Naturally-occurring networks are naturally modeled as being made up of many overlapping communities —
for instance, our work and friends when it comes to social networks, or those describing different protein complexes in biology. Detecting such overlapping communities is an active area of current research in many disciplines, but most existing algorithms to do so do not fare well with the size of networks regularly seen in the
real world, which can contain millions of members. Now scientists have developed a technique for efficiently discovering overlapping communities in massive real-world networks, findings detailed this week in the Proceedings of the National Academy of Sciences.
There are two major problems to detecting communities in massive real-world networks. First, most community-detection algorithms presume each node or member of the network belongs to just one community, while in real life each node often has a number of memberships. Second, most existing algorithms are too slow, analyzing every pair of nodes regardless of whether they are actually connected in the network, or their assumptions are too simple, limiting their ability to reveal hidden communities.

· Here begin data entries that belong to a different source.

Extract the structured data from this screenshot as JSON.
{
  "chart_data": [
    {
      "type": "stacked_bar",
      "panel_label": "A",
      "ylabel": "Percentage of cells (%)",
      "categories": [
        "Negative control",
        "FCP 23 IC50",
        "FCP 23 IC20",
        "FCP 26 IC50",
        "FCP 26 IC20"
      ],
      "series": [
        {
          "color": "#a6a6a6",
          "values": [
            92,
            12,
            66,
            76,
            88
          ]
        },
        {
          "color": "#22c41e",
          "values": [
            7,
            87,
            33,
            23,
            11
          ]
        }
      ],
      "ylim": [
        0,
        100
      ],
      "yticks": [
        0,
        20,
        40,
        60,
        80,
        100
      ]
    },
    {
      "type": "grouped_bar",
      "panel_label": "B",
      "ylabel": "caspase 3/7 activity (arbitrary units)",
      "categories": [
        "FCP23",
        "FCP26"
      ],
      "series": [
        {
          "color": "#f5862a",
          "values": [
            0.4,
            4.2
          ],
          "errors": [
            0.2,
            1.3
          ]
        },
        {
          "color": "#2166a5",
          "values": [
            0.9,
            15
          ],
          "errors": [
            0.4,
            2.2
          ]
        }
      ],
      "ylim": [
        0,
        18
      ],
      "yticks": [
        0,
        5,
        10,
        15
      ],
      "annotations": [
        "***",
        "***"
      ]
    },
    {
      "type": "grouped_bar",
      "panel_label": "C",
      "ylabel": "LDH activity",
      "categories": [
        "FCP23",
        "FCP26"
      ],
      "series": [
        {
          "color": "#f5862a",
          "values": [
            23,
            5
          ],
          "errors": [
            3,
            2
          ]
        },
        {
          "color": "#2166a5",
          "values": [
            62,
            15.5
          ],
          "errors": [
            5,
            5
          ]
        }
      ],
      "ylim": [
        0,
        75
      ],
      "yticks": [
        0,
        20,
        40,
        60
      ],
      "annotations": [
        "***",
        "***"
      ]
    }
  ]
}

Instead of analyzing the entirety of a network at once, computer scientists Prem Gopalan and David Blei at Princeton University came up with a technique to sample portions of a network repeatedly.
“Our algorithm allows nodes to be involved in multiple communities, which is an important property for analyzing large modern networks,” Blei says. “Based on the connections between nodes, our algorithm might be able to find communities that we are otherwise unaware of–ad hoc communities that aren’t formally defined in advance but that emerge from the process that created the network.”
The researchers discovered overlapping communities within several real-world networks, including 3.7 million US patents, 575,000 physics articles from the arXiv preprint server, and 875,000 connected Web pages from the Internet, identifying hundreds of overlapping communities among millions of nodes in a matter of hours. For instance, when it came to the arXiv papers, it found certain ones apparently related to multiple fields. Readers can try the method out themselves via https://github.com/premgopalan/svinet.
“Using a simple model of overlapping communities, we can accurately and consistently find communities on large benchmark networks,” Gopalan says.
“One application is to automatically identify the overlapping friends or ‘circles’ of a social network user,” Gopalan notes. “These communities may provide context to understand a user’s interactions with another user, and also help in selecting the social network content shown to a user.”
“Another application is a routine tool for scientific analysis of networks,” Gopalan says. “For example, proteins are known to belong to multiple protein complexes and have multiple functions. By analyzing a network of protein-protein interactions, we can predict the diverse roles that each protein takes on.”
When it comes to detecting, say, hidden communities of criminals or terrorists, the algorithm by itself “simply finds overlapping communities–our method can’t distinguish between a book group and a terrorist cell,” Blei says. “But one might build on this method to create a more advanced model–specifically one that accounts for what activities those communities are participating in–in applications for national security.”